Language

Pliant bootstrapping code

This documents explains how to dig in the Pliant bootstrapping code written in C.

Pliant C part configuration

Some constants specifying the environment, such as _GCC_ or _LINUX_ or _REGISTERS_ are defined directly in the script used to compile Pliant executables. Theses scripts are in /pliant/language/install/

Since Pliant is a true compiler, it needs to know how to generate the code for passing parameters to the function to be called. The calling conventions are surprisingly not processor related but rather C compiler and OS related, so a /pliant/language/declare/call.c module is defining extra constants providing detailed description of the compiler calling conventions.
This file has to be updated if you change of compiler, OS, processor, or simply change some compiler flags.

Then, extra constants and C structures are defined in /pliant/language/declare/struct.c
It is a global structure instead of C global variables as usual to make saving and restoring all of them from the dump file easier (see 'process_backup' and 'process_restore' in /pliant/language/os/dump.c).

The prototype of various C written functions of Pliant bootstrapping code is provided in /pliant/language/declare/proto.c because modern C compilers don't like (basic sanity check) calling functions they have not previously received the prototype of.
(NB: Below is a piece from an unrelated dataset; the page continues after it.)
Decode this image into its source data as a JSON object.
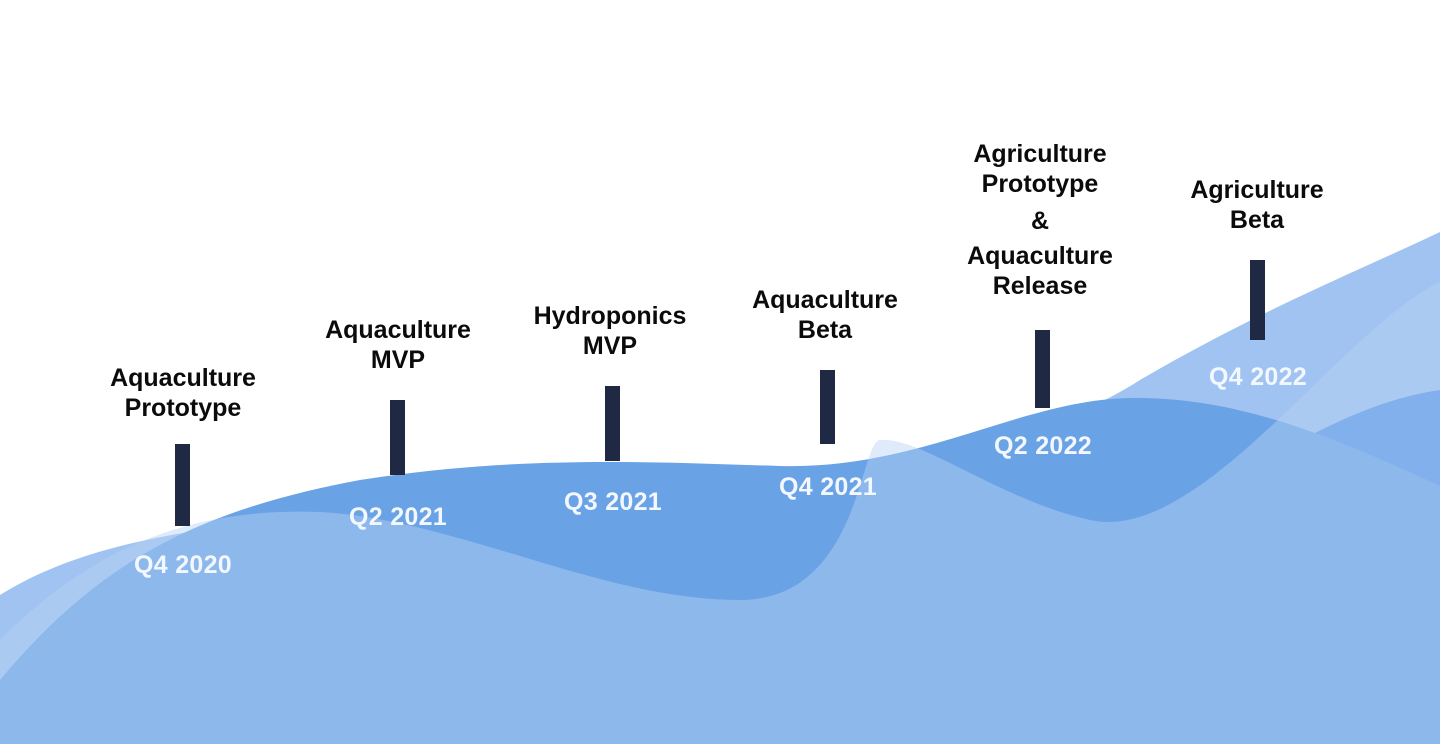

A few constants also landed here.

Pliant process startup sequence

Assuming that the Pliant bootstrap executables have been compiled using GCC, just after loading the executable, control will be transfered to /pliant/language/startup/start.s

Then, control is transfered to a function (sometime named 'pliant', sometime 'main', sometime 'startup' depending on the execution model) at the beginning of /pliant/language/startup/startup.c
This function will parse the command line. Most of the time, it will result in calling 'initialize', then 'load_module'.
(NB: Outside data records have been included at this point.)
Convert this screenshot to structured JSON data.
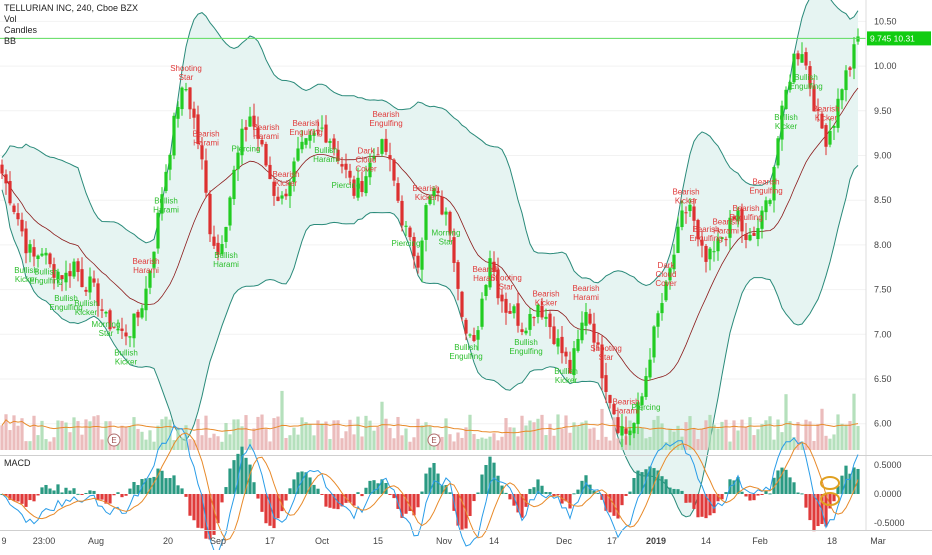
{
  "symbol_line": "TELLURIAN INC, 240, Cboe BZX",
  "indicators": [
    "Vol",
    "Candles",
    "BB"
  ],
  "macd_label": "MACD",
  "price_badge": "9.745 10.31",
  "colors": {
    "bull": "#22cc22",
    "bear": "#dd3030",
    "bb_band": "#2a8a7a",
    "bb_fill": "#e6f4f2",
    "bb_mid": "#8b1a1a",
    "vol_ma": "#e88a2a",
    "macd_line": "#2a9de8",
    "signal_line": "#e88a2a",
    "hline": "#5ddc5d",
    "badge": "#11cc11"
  },
  "chart_data": [
    {
      "type": "candlestick",
      "title": "TELLURIAN INC, 240, Cboe BZX",
      "x_tick_labels": [
        "9",
        "23:00",
        "Aug",
        "20",
        "Sep",
        "17",
        "Oct",
        "15",
        "Nov",
        "14",
        "Dec",
        "17",
        "2019",
        "14",
        "Feb",
        "18",
        "Mar"
      ],
      "y_tick_labels": [
        "10.50",
        "10.00",
        "9.50",
        "9.00",
        "8.50",
        "8.00",
        "7.50",
        "7.00",
        "6.50",
        "6.00"
      ],
      "ylim": [
        5.65,
        10.65
      ],
      "last_close": 10.31,
      "price_line": 10.31,
      "close_path": [
        8.8,
        8.55,
        8.3,
        8.0,
        7.85,
        7.95,
        7.75,
        7.7,
        7.65,
        7.8,
        7.6,
        7.55,
        7.4,
        7.15,
        7.1,
        7.0,
        7.05,
        7.2,
        7.5,
        8.0,
        8.6,
        9.1,
        9.6,
        9.75,
        9.4,
        8.9,
        8.2,
        7.9,
        8.3,
        8.8,
        9.2,
        9.45,
        9.2,
        8.9,
        8.6,
        8.5,
        8.75,
        9.0,
        9.1,
        9.2,
        9.3,
        9.2,
        9.0,
        8.8,
        8.6,
        8.7,
        8.9,
        9.1,
        9.05,
        8.7,
        8.3,
        8.0,
        7.85,
        8.4,
        8.6,
        8.4,
        8.2,
        7.6,
        7.0,
        6.85,
        7.4,
        7.9,
        7.5,
        7.3,
        7.25,
        7.1,
        7.2,
        7.35,
        7.2,
        7.0,
        6.8,
        6.6,
        6.9,
        7.3,
        7.0,
        6.6,
        6.3,
        6.0,
        5.9,
        6.0,
        6.3,
        6.8,
        7.2,
        7.5,
        7.9,
        8.3,
        8.45,
        8.0,
        7.8,
        7.9,
        8.1,
        8.2,
        8.35,
        8.0,
        8.1,
        8.3,
        8.6,
        9.2,
        9.7,
        10.1,
        10.2,
        9.8,
        9.4,
        9.2,
        9.4,
        9.8,
        10.0,
        10.31
      ],
      "annotations": [
        {
          "text": "Bearish Engulfing",
          "kind": "bear"
        },
        {
          "text": "Bearish Harami",
          "kind": "bear"
        },
        {
          "text": "Shooting Star",
          "kind": "bear"
        },
        {
          "text": "Bearish Kicker",
          "kind": "bear"
        },
        {
          "text": "Dark Cloud Cover",
          "kind": "bear"
        },
        {
          "text": "Bullish Engulfing",
          "kind": "bull"
        },
        {
          "text": "Bullish Harami",
          "kind": "bull"
        },
        {
          "text": "Morning Star",
          "kind": "bull"
        },
        {
          "text": "Piercing",
          "kind": "bull"
        },
        {
          "text": "Bullish Kicker",
          "kind": "bull"
        }
      ],
      "earnings_markers": [
        "E",
        "E"
      ]
    },
    {
      "type": "bar",
      "title": "MACD",
      "y_tick_labels": [
        "0.5000",
        "0.0000",
        "-0.5000"
      ],
      "ylim": [
        -0.62,
        0.62
      ],
      "series": [
        {
          "name": "MACD",
          "kind": "line"
        },
        {
          "name": "Signal",
          "kind": "line"
        },
        {
          "name": "Histogram",
          "kind": "bar"
        }
      ]
    }
  ]
}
'initialize' (also in /pliant/language/startup/startup.c) is a very important function to understand the layout of the Pliant C bootstrapping code.
It will first try to call 'process_restore' to load a dump file. A dump file is a dump of the Pliant process memory that enables to start a Pliant process without recompiling all modules from scratch, so it's just a way to speedup startup. Another way to see the dump file notion is that it replace a feature lacking in Unix, which is the ability to freeze a process, save it to a file, then load the file and restart it at a later point. This is a feature now available at virtualization level, but strangely enough not yet available for standard processes in any mainstream operating system.
Now, if no dump file is loaded, 'initialize' execution will continue, and the Pliant global dictionary will be created and loaded with all types and functions defined in C. It is very import to understand that when you want to know how something written in the C part of Pliant works, you have to look here to determine how it is declared from the Pliant language point of view, find the name of the underlying C function that you can then search and review.

FAQ

Why is there a part of Pliant written in C, instead of self compiling Pliant compiler ?

In the early days, you need to write the compiler in another language to get something running. Then, with static languages such a C you can rewrite the compiler code in the new language itself and use the new language compiler to compile itself. It's a bit more complicated for a dynamic language like Pliant because Pliant compiler never outputs an executable, so I would have to use a modified version of Pliant compiler that generates C, assembly or an ELF executable.
It would be very satisfying from the intellectual point of view, but would not bring much on the practical side beyond a bit less chicken and eggs tricks and better error position reporting when the crash is in some C written function.
I just never found time and energy to do it.